The study, published earlier this month in the Journal of the American Medical Association (JAMA) Network Open, found an association between receiving medical cannabis for chronic pain for a longer duration and a reduction in prescription opioid dosages among patients on long-term opioid therapy.
Patients who were on higher baseline dosages of prescription opioids when they started receiving medical cannabis experienced larger reductions in opioid dosages
These findings leverage existing population-level data to contribute robust evidence for clinicians regarding the potential clinical benefits of medical cannabis in reducing the opioid burden for long-term opioid therapy patients, and possibly reducing their risk for use of illicit substances and overdose.
The findings could further inform policies in other jurisdictions, where medical cannabis is not yet legalised, such as Ireland.
Researchers from the CUNY Graduate School of Public Health and Health Policy (CUNY SPH), the New York State Department of Health, and the New York State Office of Cannabis Management used a combination of two large State databases to analyse data from eight thousand adult New Yorkers during 2017-2019.

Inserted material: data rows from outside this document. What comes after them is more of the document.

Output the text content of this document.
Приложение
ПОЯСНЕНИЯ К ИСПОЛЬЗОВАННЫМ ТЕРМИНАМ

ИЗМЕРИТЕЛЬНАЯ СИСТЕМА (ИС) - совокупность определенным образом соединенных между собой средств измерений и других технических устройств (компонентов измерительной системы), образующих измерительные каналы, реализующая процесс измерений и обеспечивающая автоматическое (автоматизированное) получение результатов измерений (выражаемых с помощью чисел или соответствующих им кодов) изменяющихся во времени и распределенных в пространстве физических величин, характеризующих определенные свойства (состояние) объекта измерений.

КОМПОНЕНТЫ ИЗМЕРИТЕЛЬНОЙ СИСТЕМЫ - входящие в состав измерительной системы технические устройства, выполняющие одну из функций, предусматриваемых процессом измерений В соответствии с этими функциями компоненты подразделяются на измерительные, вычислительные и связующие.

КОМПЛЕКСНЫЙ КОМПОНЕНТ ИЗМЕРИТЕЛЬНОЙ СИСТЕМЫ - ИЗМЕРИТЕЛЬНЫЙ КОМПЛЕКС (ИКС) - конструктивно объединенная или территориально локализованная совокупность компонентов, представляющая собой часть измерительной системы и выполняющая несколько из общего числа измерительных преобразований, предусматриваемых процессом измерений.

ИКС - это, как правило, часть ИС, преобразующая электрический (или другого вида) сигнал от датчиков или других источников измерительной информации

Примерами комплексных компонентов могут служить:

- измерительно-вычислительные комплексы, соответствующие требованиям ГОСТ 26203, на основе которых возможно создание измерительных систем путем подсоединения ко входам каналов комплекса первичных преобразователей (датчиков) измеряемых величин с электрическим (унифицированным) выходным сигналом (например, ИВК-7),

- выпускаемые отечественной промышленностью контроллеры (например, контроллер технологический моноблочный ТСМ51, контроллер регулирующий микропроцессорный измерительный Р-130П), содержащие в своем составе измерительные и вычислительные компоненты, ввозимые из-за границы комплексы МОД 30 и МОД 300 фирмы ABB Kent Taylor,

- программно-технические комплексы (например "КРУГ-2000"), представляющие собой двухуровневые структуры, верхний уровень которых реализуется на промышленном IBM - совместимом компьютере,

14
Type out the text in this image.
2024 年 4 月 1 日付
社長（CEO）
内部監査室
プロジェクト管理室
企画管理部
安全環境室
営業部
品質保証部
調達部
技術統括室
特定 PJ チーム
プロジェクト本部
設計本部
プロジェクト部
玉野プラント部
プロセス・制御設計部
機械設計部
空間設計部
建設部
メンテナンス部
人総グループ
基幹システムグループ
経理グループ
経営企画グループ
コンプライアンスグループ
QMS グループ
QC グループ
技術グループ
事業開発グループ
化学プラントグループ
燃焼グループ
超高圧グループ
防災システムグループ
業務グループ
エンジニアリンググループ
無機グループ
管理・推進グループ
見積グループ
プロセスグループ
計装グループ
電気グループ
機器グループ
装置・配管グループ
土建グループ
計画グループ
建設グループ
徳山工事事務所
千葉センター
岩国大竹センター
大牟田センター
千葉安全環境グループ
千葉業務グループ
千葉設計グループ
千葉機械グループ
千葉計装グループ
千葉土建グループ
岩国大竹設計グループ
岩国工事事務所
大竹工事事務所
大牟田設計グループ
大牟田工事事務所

They evaluated prescription opioid dosages of participants during the 12 months prior to receipt of medical cannabis, and up to eight months later.
For each month of the study, the researchers compared the average daily morphine milligram equivalent (MME) of people who received medical cannabis for more than 30 days with people who received medical cannabis for 30 days or less.
Among patients with the lowest MME (less than 50 MME), the average daily MME at the end of the follow-up period for patients with longer medical cannabis duration was reduced 48 per cent from baseline.
In contrast, there was a four per cent reduction from baseline for patients with shorter medical cannabis duration. This resulted in a total MME net reduction of -14.53 (range, -17.45 to -11.61) over eight months for patients receiving medical cannabis for a longer duration.
Among patients with a baseline MME of 50 to 89, the average daily MME at the end of the follow-up period for patients with longer medical cannabis duration showed a 47 per cent reduction from baseline versus a nine per cent reduction for patients with a shorter medical cannabis duration.
This resulted in a total MME net reduction of -29.49 (range, -35.94 to -23.04) over eight months for patients receiving medical cannabis for a longer duration.
For adults with a baseline MME at 90 or greater, by the end of the follow-up period, the daily MME for patients with longer medical cannabis duration, there was a 51 per cent reduction from baseline versus 14 per cent reduction for patients with shorter medical cannabis duration.
This resulted in the largest MME net reduction of -69.81 (range, -87.09 to -52.53) over eight months for patients receiving longer medical cannabis duration.